Lettice nodded. Getting up without more ado, she unlocked her desk, strung out the sovereigns in a row upon the white cloth beside him, and returned to her seat.
"Well, I'm hanged!" said Gardiner. "Don't you even want to know what I want it for?"
She shook her head as usual, then added a polite but perfunctory "Yes, of course I'm very much interested."

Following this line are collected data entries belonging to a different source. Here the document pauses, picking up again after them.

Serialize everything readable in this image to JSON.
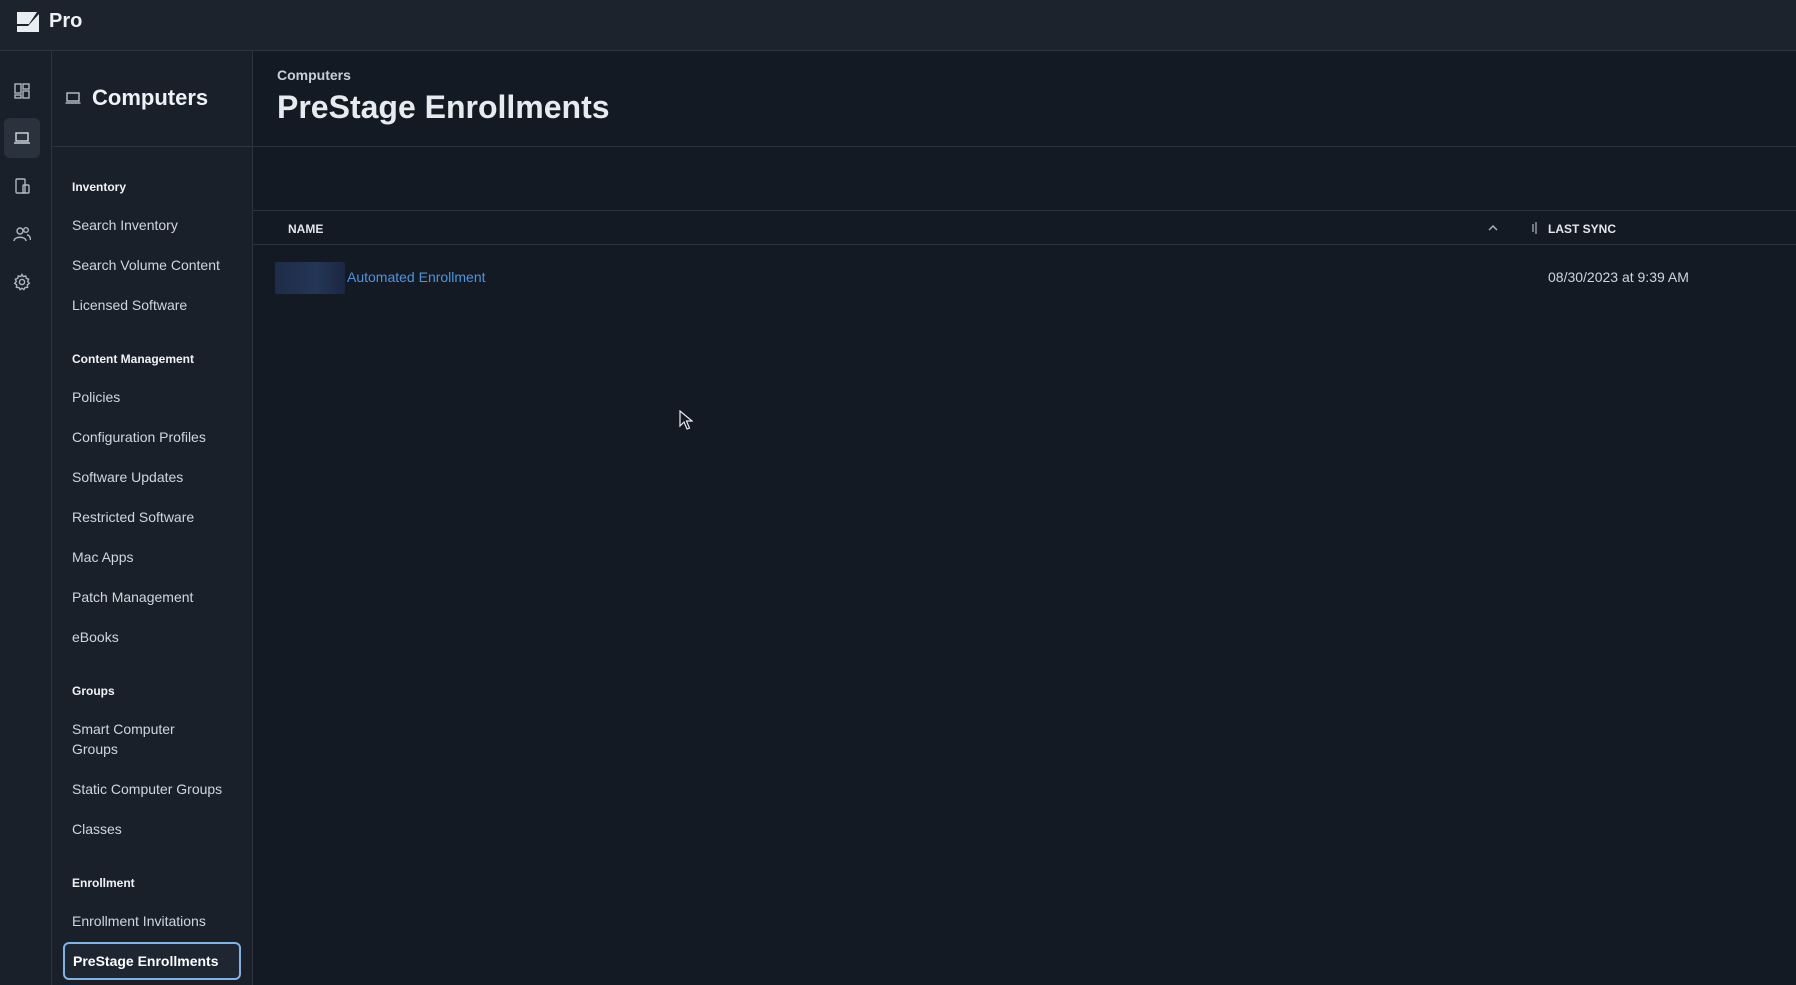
{
  "app": {
    "title": "Pro"
  },
  "rail": {
    "icons": [
      "dashboard-icon",
      "computer-icon",
      "devices-icon",
      "users-icon",
      "settings-icon"
    ],
    "active": "computer-icon"
  },
  "sidebar": {
    "title": "Computers",
    "sections": {
      "inventory": {
        "title": "Inventory",
        "items": [
          "Search Inventory",
          "Search Volume Content",
          "Licensed Software"
        ]
      },
      "content": {
        "title": "Content Management",
        "items": [
          "Policies",
          "Configuration Profiles",
          "Software Updates",
          "Restricted Software",
          "Mac Apps",
          "Patch Management",
          "eBooks"
        ]
      },
      "groups": {
        "title": "Groups",
        "items": [
          "Smart Computer Groups",
          "Static Computer Groups",
          "Classes"
        ]
      },
      "enrollment": {
        "title": "Enrollment",
        "items": [
          "Enrollment Invitations",
          "PreStage Enrollments"
        ]
      }
    }
  },
  "main": {
    "breadcrumb": "Computers",
    "title": "PreStage Enrollments",
    "table": {
      "columns": {
        "name": "NAME",
        "last_sync": "LAST SYNC"
      },
      "rows": [
        {
          "name": "Automated Enrollment",
          "last_sync": "08/30/2023 at 9:39 AM"
        }
      ]
    }
  },
  "colors": {
    "accent": "#4a94e0",
    "background": "#141a23",
    "panel": "#1a2029"
  }
}
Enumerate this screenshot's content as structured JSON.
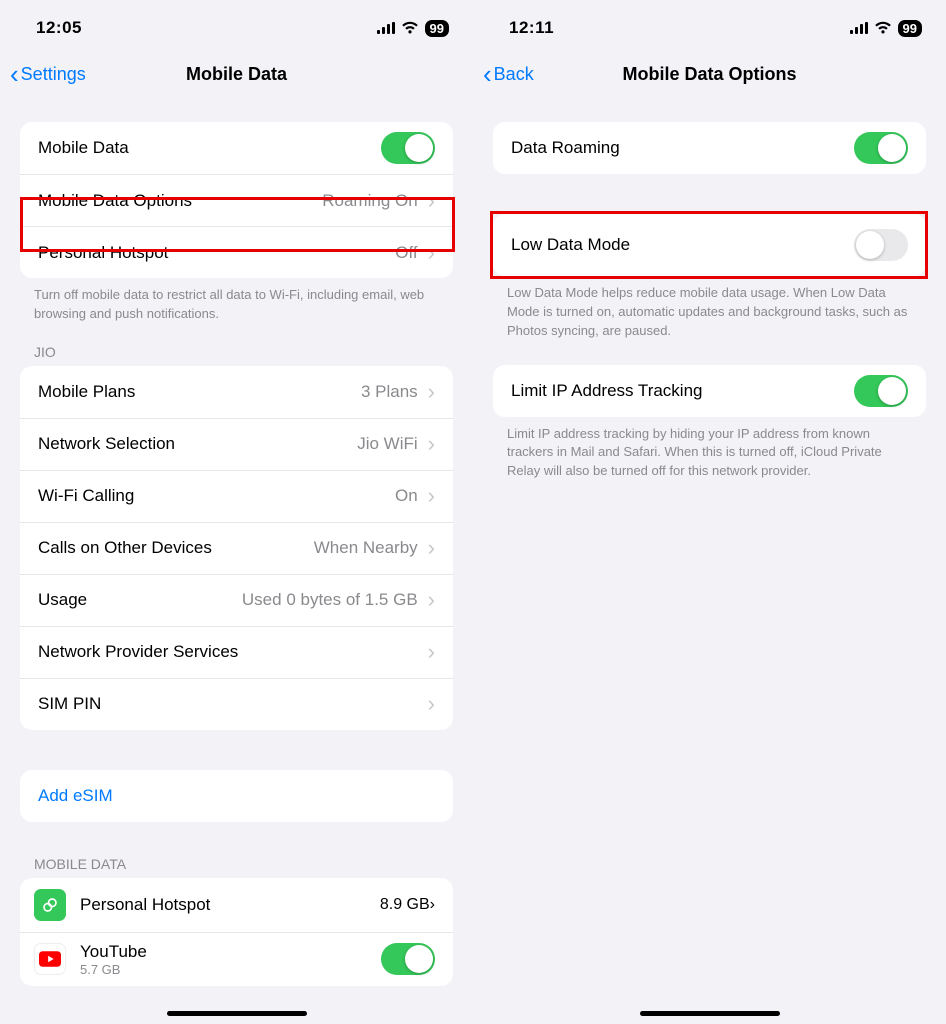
{
  "left": {
    "status": {
      "time": "12:05",
      "battery": "99"
    },
    "nav": {
      "back": "Settings",
      "title": "Mobile Data"
    },
    "group1": {
      "mobile_data": "Mobile Data",
      "options": {
        "label": "Mobile Data Options",
        "value": "Roaming On"
      },
      "hotspot": {
        "label": "Personal Hotspot",
        "value": "Off"
      }
    },
    "footer1": "Turn off mobile data to restrict all data to Wi-Fi, including email, web browsing and push notifications.",
    "jio_header": "JIO",
    "jio": {
      "plans": {
        "label": "Mobile Plans",
        "value": "3 Plans"
      },
      "network": {
        "label": "Network Selection",
        "value": "Jio WiFi"
      },
      "wificall": {
        "label": "Wi-Fi Calling",
        "value": "On"
      },
      "other": {
        "label": "Calls on Other Devices",
        "value": "When Nearby"
      },
      "usage": {
        "label": "Usage",
        "value": "Used 0 bytes of 1.5 GB"
      },
      "provider": "Network Provider Services",
      "sim": "SIM PIN"
    },
    "add_esim": "Add eSIM",
    "apps_header": "MOBILE DATA",
    "apps": {
      "hotspot": {
        "title": "Personal Hotspot",
        "value": "8.9 GB"
      },
      "youtube": {
        "title": "YouTube",
        "sub": "5.7 GB"
      }
    }
  },
  "right": {
    "status": {
      "time": "12:11",
      "battery": "99"
    },
    "nav": {
      "back": "Back",
      "title": "Mobile Data Options"
    },
    "roaming": "Data Roaming",
    "lowdata": "Low Data Mode",
    "lowdata_footer": "Low Data Mode helps reduce mobile data usage. When Low Data Mode is turned on, automatic updates and background tasks, such as Photos syncing, are paused.",
    "limitip": "Limit IP Address Tracking",
    "limitip_footer": "Limit IP address tracking by hiding your IP address from known trackers in Mail and Safari. When this is turned off, iCloud Private Relay will also be turned off for this network provider."
  }
}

"I want it because the police are after me."
At that she looked up.
"Yes, the old affair at Grasmere. You weren't in time with that letter to Denis. Mrs. Trent's been at Dent-de-lion for the last six weeks—ever since she left Rochehaut; and she's managed to worm the truth out of Denis. What? Oh yes, the truth; I forgot you didn't know. I did knock Trent down. Of course he was simply asking for it; but the fact remains that technically I'm guilty of manslaughter—murder, Mrs. Trent calls it. Does that give you the horrors?"
"No," said Lettice.
Gardiner's eye lit up. "Ah! it did to Tom. It does to Denis, though he'd rather die than own it. But I had a sort of feeling that you wouldn't take it like that.... You know, it gave me the deuce of a twinge when Tom turned chilly!"
Lettice nodded, accepting that unlikely confidence as a matter of course. She reverted to his former speech.
"Did you say she got it out of Denis?"